Mittwoch-Family-Treff – ein Ritual
Vom Pensionsalter bin ich noch ein paar Jahre entfernt, auch wenn ich wegen der Enkelkinder und meinen Aufgaben als Diakon mittlerweile ein 30-Stunden-Modell habe. Daher findet der Mittwoch-Zirkus bei uns zu Hause immer ohne mich statt. Bis auf das Mittagessen. Mittagessen mit manchmal drei, manchmal fünf Enkelkindern.
Das Anstrengende am Mittwoch sind nicht die 9 Stunden Arbeit, sondern die ½ Stunde Mittagspause.
Aber … Anstrengung hin und her … erstens ist meine halbe Stunde NICHTs gegen das, was die jungen Mamas tagtäglich erleben, und zweitens … meine Enkelkinder sind SOOOOO entzückend. Ich liebe unser Mittwoch-Mittag-Ritual. Und das geht so:
Um 9:30 kommt Antonia mit ihrer Mama. Das ist noch harmlos. Ziemlich genau zu Mittag kommen Jakob und Gabriel. Ihre Mama hat Gabriel soeben vom Kindergarten abgeholt und ist dann mit ihren beiden Jungs volley zu uns gefahren. Ich bin da meist schon den ganzen Vormittag in Telefonkonferenz. Fast immer mit einem Team desselben Kunden (mein „Mittwochs-Kunde“). Meine Gesprächspartner wissen auch schon was jetzt kommt. Ich warne sie kurz vor 12:00 vor: „Können wir dann bitte Mittagspause machen, gleich wird Gabriel da sein!“ – „Ja, klar – nur noch schnell eine Frage …“
klopft es an meiner Bürotür.
„Hallo Gabriel!“ – er bekommt von mir sofort Vorrang vor meinen Kunden
„Hallo Opa!“ und er fällt mir um den Hals.
„Was ist denn?“ frage ich pflichtbewusst.
„Essen kommen, Opa“, strahlt er mich an.
Er ist stolz, dass er jeden Mittwoch diesen wichtigen Auftrag bekommt, mich zum Essen zu holen.
„Magst du »Hallo« sagen zu den Leuten hier?“ – ich sehe Gabriel an und deute auf den Bildschirm.
„Hallo“ – ein bisschen verunsichert ist er schon. Er SIEHT ja meine Gesprächspartner nur, hören kann er sie nicht, weil ich das Headset verwende. Schnell schalte ich auf Lautsprecher um.
„Hallo Gabriel!“ machen meine Kunden ihm und mir die Freude.

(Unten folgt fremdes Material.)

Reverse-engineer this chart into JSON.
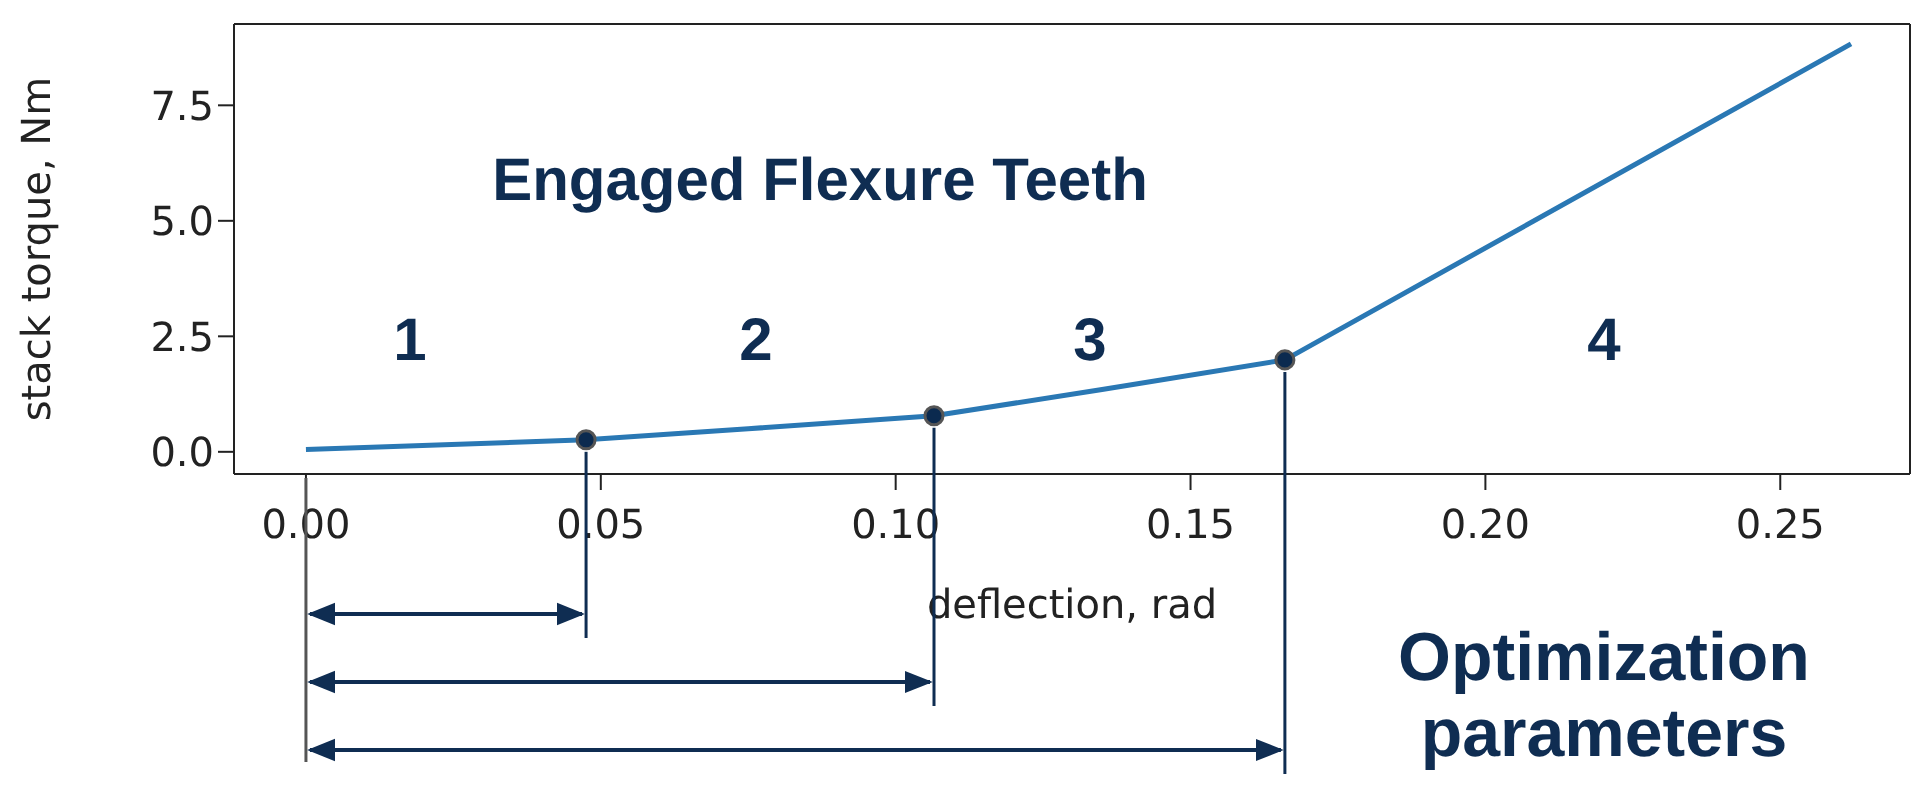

„Hallo!“ – jetzt nicht mehr verunsichert.
„Wir hören uns wieder um 13:00 – bis dann!“ und ich beende die Telefonkonferenz.
„Super, Gabriel. Danke, dass du mich abholst – ich hab eh schon Hunger – du auch?“
Kopfnicken.
„Na, dann nimm mich mit!“ – und schon reicht er mir die Hand. Und ab geht’s über die Stiege hinunter. Unten warten schon die beiden 1½-jährigen. Beide heben erwartungsvoll die Arme („Bitte Opa, heb mich zu dir herauf!“). Und rein geht’s ins Mittagessen-Getümmel. Mahlzeit!